Телевидение прощалось с Михаилом Козаковым по первому разряду. Вот уже несколько дней он не сходит с экрана ― своими фильмами, лентами о нем, интервью. Ширятся ряды мемуаристов. Полощется на миру нижнее белье, количество жен и квартир выстраивается в актуальнейший формат: «Чем моложе жена, тем меньше квартира». Но случилось то, что случается всегда: смерть меняет оптику. Исчезает привычный образ любимца публики, то есть создателя прелестных «Покровских ворот» и баловня судьбы, легко менявшего страны, театры, друзей, женщин. В своем последнем выходе на авансцену он предстал перед зрителями личностью сколь одаренной, столь и трагической.
Главным из искусств для Михаила Михайловича всегда было Слово. Ему он служил истово, трепетно, преданно. Именно эта любовь вдохновляла все сделанное Козаковым, в том числе и на ТВ. Имею в виду не только его поэтические программы, тем более что Бродского, Пушкина, Самойлова, Державина, Цветаеву, Тарковского он читал везде и всюду. (Для него не важна аудитория: сгодится зал Чайковского, сельский клуб, переделкинская беседка с десятью древними старухами, девять из которых мнят себя любовницами Блока.) В основе его телетеатра лежала великолепная литература: «Фауст» Гете, «Маскарад» Лермонтова, «И свет во тьме светит» Толстого, «Последняя жертва» Островского, «Визит дамы» Дюрренмата, «Тень» Евгения Шварца. Жаль, что так и не вышла «Пиковая дама», которую он снимал в 1987 году. Самая таинственная сюрреалистическая повесть Пушкина привела режиссера к последней степени душевного истощения. С тяжелейшей депрессией он угодил в Бехтеревку и только там смог освободиться от измучившей его вредной старухи. Сегодня, когда конвейер работает бесперебойно, выдавая по серии в день, этот случай настолько уникален, что сам по себе достоин фильма.
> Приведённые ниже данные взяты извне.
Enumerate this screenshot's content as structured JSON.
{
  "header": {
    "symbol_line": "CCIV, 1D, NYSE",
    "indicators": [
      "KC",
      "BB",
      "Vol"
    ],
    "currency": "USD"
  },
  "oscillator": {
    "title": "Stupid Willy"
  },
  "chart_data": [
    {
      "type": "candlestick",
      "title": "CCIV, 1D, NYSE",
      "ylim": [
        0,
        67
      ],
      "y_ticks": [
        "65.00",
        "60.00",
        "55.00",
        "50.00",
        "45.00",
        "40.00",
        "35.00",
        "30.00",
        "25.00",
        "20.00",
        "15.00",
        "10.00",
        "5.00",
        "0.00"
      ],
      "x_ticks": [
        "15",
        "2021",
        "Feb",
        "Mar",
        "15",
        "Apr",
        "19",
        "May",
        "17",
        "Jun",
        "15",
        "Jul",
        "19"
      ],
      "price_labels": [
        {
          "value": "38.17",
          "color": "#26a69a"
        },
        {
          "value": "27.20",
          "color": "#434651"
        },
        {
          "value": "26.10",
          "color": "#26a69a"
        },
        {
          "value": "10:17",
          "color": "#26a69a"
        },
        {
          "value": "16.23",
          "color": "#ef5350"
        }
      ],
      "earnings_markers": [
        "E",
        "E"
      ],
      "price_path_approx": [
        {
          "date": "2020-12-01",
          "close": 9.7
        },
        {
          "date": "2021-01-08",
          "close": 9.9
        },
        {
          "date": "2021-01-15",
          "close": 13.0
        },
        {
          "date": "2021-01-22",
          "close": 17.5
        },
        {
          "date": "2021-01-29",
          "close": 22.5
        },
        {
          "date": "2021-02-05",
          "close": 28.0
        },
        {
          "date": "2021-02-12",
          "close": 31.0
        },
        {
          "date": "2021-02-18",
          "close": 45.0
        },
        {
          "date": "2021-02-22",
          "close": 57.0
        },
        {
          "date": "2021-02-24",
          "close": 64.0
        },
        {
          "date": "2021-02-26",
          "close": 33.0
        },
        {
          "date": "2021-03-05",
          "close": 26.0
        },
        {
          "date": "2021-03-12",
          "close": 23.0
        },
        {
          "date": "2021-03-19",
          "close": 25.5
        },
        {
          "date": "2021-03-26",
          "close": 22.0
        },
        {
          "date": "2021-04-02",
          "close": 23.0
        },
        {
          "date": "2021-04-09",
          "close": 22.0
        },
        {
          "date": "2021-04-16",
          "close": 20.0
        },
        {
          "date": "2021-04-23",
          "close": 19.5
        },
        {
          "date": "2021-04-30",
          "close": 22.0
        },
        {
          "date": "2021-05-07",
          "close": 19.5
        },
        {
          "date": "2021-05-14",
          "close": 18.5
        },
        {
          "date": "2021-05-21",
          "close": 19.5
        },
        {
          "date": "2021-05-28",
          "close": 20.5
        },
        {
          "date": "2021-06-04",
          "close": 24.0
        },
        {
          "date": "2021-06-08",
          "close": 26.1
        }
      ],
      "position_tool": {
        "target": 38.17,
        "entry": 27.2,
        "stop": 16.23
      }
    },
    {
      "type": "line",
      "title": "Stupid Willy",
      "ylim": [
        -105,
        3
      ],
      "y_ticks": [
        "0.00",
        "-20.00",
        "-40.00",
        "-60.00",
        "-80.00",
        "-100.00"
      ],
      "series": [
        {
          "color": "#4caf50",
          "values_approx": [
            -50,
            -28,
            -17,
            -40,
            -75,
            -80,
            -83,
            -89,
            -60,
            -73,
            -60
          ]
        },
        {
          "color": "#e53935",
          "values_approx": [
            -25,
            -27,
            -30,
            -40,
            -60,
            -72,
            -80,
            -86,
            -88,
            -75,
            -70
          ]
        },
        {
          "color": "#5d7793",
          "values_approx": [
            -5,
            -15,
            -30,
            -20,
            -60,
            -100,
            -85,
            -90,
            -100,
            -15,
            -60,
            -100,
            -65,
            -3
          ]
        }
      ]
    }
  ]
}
Козаков не только практик ТВ, но и, можно сказать, теоретик. Еще в начале 90-х он дополнил Нагорную проповедь заветом «Не утоми!». Не утоми мыслью, чувством, сердечным участием ― и успех тебе обеспечен. Именно сей концепт лучшие телеумы России восприняли как руководство к действию. Тем не менее, по признанию Козакова, ТВ его часто спасало. Здесь он материализовался в 1957-м ― участвовал в первом советском телеспектакле «В конце пути» (пьесу репетировали в студии, а затем мизансцены разводились по камерам). Здесь же он появился в день 70-летия в не самом удачном фильме «Таиров» (драматическая судьба режиссера в исполнении М. К. плохо корреспондировала со стилистикой губернского модерна, которым режиссер Борис Бланк буквально задушил свой фильм). Здесь же за год до смерти показали его многострадальную картину «Очарование зла». И тогда стало ясно, что эстетическая цензура может быть более жестокой, чем идеологическая. Фильм, ужатый, раздробленный на мелкие серии, снабженный пошлыми анонсами, казалось, уже не имел ничего общего с той блистательной работой Козакова, которую я видела целиком за несколько лет до этого.
У него была уникальная черта, отличавшая его от сонма собратьев по цеху: все чужое ― талантливое, неординарное ― он любил больше своего. Мог позвонить посреди ночи, чтобы рассказать о потрясших его текстах или спектаклях. У М. К. запрещают «Очарование зла», он очень переживает, но наш разговор начинает не с этого ― с другого: «Ты смотрела «Доктора Живаго» Прошкина? Гениально! Это гораздо важнее моего фильма». В последние годы восторгов поубавилось. Пушкинский «холод жизни», а с ним и тоска беспросветности подступали все ближе и ближе…
Сегодня, когда Козакова так много на экране, выкристаллизовалась его главная тема, распыленная во времени, ― невозможность счастья, тоска по гармонии. Ясно, что подобные мелодии нынче не ко двору. Рассказывая о своих неосуществленных многочисленных замыслах, он и сам это отлично понимал: «Я теперь классический неформат». Вообще журналистские жанры плохо приспособлены для разговора о художниках масштаба Козакова. Стоит только перечислить все им сделанное в кино, театре, литературе, на ТВ, а также напомнить о том, что он мечтал сделать, ― вот и пора заканчивать. Такой ренессансный размах обычно настораживает. Но внешний рисунок судьбы М. К. не всегда совпадает с внутренним: неизвестно, чего было больше ― взлетов или провалов. Зато ясно другое: человек петербургской школы, он не просто вписан в культурный слой, он сам по себе целый культурный слой. Подобные люди на вес золота, они спасают нас от духовного одичания.